True, the Gazans suffered terribly; of that there is no doubt. But when the fighting was over, terror activities resumed. The IDF did not act with sufficient force to obliterate the networks of the terror groups, and the threat continued. And so it continues today.

When Operation Protective Edge began, the Israeli leadership met with military reporters and explained that in view of the dozens of tunnels which threaten us, there was no choice but to destroy them.

Today, it is clear that many of those tunnels remained untouched; only a few were destroyed or damaged, and those were repaired by the Gazans.

Most of those that were located were “neutralized.” Does the term sound familiar? Like the soldier in Chevron who shot the terrorist who had been “neutralized.” Then we have questions about what exactly happened. Nothing was black and white, all gray. And in this gray territory the human rights activists take their pictures and make their allegations.

Israel’s handling of the tunnels is just like its handling of the wave of terror above ground.

If the security forces knew about the tunnels before Operation Protective Edge, why didn’t they act sooner? If they know about terrorist cells that exist in Yehudah and Shomron today, what are they waiting for?

The Shin Bet does capture terrorists before they carry out their plots, but the scope of their operations, which appears large, is small compared to what it could do if word came from above.

The civilian echelons are vacillating. They are influenced in no small part by civilian and military advisors who argue that the solution lies in enhanced Israeli economic activity. In increased economic aid. In raising the number of trucks allowed into Gaza from 600 to 1,000 daily. In granting Palestinians more work permits in Israel.
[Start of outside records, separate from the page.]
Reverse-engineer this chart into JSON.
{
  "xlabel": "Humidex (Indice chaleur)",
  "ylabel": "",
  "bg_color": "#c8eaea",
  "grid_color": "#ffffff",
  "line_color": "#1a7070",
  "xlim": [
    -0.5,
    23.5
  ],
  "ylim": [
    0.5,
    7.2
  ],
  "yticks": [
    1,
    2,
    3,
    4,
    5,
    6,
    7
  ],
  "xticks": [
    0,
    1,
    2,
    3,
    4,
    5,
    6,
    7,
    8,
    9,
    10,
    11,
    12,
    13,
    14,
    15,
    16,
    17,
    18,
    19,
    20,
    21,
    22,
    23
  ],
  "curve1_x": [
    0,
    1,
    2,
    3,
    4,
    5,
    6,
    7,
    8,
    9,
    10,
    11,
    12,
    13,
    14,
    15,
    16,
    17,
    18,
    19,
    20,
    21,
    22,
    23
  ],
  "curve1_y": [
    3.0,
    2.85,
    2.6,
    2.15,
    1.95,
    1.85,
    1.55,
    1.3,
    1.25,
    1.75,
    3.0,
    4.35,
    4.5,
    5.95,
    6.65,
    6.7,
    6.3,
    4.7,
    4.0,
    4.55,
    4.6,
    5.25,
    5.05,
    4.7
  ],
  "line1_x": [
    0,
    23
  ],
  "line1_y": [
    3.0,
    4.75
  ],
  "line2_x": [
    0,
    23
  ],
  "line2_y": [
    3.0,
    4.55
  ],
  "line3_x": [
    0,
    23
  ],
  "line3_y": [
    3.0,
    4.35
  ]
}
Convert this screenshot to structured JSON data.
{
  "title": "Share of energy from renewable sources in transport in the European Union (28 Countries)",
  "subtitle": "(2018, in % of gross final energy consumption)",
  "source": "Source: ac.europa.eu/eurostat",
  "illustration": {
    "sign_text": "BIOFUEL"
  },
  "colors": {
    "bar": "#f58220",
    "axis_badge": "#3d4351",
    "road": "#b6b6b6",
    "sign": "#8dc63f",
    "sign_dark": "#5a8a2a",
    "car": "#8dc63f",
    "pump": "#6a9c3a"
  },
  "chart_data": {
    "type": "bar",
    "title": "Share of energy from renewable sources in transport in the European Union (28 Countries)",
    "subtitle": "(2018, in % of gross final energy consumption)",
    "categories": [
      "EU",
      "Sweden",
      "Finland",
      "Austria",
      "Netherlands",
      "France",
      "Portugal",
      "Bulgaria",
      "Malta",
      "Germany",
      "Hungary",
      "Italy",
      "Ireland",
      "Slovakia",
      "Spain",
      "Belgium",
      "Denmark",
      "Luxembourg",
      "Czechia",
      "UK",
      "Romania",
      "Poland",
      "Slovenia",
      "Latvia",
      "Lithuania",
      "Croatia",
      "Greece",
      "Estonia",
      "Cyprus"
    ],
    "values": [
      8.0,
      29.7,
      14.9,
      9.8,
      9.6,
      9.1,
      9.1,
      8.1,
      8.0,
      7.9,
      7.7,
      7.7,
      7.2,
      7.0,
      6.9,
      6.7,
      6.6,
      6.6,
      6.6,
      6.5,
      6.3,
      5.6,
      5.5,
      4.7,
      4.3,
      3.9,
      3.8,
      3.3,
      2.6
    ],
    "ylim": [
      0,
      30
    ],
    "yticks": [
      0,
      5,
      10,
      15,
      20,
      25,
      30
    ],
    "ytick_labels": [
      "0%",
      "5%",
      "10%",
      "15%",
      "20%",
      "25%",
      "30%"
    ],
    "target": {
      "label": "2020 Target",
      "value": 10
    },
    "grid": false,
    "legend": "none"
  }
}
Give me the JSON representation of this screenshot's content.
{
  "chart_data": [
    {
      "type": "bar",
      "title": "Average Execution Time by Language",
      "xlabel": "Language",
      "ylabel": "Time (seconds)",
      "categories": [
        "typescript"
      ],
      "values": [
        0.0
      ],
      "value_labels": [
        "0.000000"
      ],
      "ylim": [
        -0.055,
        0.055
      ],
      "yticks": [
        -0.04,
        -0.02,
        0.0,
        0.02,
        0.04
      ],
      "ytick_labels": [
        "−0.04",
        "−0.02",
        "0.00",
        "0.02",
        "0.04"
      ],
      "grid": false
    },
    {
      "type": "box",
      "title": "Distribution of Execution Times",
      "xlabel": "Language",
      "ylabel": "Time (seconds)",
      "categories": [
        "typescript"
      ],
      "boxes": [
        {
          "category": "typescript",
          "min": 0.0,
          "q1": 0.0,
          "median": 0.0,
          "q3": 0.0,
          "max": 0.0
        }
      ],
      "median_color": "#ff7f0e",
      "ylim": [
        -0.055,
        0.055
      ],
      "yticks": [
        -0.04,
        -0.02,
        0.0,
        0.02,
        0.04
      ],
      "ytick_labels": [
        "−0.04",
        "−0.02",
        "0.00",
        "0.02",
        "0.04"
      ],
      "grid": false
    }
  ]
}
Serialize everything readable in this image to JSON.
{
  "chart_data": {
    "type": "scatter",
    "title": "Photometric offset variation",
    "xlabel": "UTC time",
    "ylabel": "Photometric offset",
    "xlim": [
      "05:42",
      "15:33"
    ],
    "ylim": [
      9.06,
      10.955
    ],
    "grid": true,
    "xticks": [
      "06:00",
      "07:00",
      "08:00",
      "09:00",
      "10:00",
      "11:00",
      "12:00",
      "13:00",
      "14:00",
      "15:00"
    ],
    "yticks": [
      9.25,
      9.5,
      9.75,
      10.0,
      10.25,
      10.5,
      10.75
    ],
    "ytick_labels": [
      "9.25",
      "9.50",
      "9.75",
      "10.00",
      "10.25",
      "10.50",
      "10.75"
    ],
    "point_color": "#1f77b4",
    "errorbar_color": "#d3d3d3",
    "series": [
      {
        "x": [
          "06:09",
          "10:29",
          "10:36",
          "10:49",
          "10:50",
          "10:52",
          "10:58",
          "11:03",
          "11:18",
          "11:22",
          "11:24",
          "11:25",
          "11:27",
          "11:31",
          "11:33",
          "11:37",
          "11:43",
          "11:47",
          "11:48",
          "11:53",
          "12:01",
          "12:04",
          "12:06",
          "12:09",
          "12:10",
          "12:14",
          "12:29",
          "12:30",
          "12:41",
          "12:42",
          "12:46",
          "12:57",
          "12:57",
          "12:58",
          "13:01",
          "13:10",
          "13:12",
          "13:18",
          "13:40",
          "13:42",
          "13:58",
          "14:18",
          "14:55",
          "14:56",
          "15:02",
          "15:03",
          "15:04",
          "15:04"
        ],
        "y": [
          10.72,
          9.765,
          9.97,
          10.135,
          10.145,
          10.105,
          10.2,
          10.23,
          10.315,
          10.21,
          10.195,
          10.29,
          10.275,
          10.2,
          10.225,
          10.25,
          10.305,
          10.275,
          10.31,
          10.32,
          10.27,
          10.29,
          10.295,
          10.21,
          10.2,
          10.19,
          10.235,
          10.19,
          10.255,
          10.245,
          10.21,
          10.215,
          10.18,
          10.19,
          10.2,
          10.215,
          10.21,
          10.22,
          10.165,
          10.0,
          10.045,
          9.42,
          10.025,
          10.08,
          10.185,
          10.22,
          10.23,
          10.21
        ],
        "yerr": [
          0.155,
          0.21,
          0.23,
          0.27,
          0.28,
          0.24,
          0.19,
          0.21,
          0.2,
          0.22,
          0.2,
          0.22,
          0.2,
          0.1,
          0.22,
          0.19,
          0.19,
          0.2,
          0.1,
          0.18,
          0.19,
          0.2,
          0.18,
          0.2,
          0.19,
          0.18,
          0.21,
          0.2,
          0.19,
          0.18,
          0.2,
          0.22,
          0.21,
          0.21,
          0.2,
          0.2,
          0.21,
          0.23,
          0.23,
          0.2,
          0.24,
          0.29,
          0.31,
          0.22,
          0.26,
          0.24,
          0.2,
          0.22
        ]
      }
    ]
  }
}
But it is hard to say that such measures aimed at helping the other side will meet with anything we would call hakaras hatov. No. To the Palestinians, whatever they receive — no matter how much — is only what they feel they deserve anyway; they feel no obligation to behave any differently in return.

The Hamas leaders in Gaza have a certain worldview. They act quite differently toward Israel from how they behave in Yehudah and Shomron. In Yehudah and Shomron, they continue to pursue their agenda, to eventually gain control over the region, as they did over Gaza. They gnaw away incessantly at the Palestinian Authority. And much of the recent decline in the number of terror attacks can be attributed to the Palestinian Authority’s security apparatus, which has struck at the terrorists, because they know that they will not always be aiming at Israeli targets. They know that they are next on the list; indeed, sometimes before the Israelis.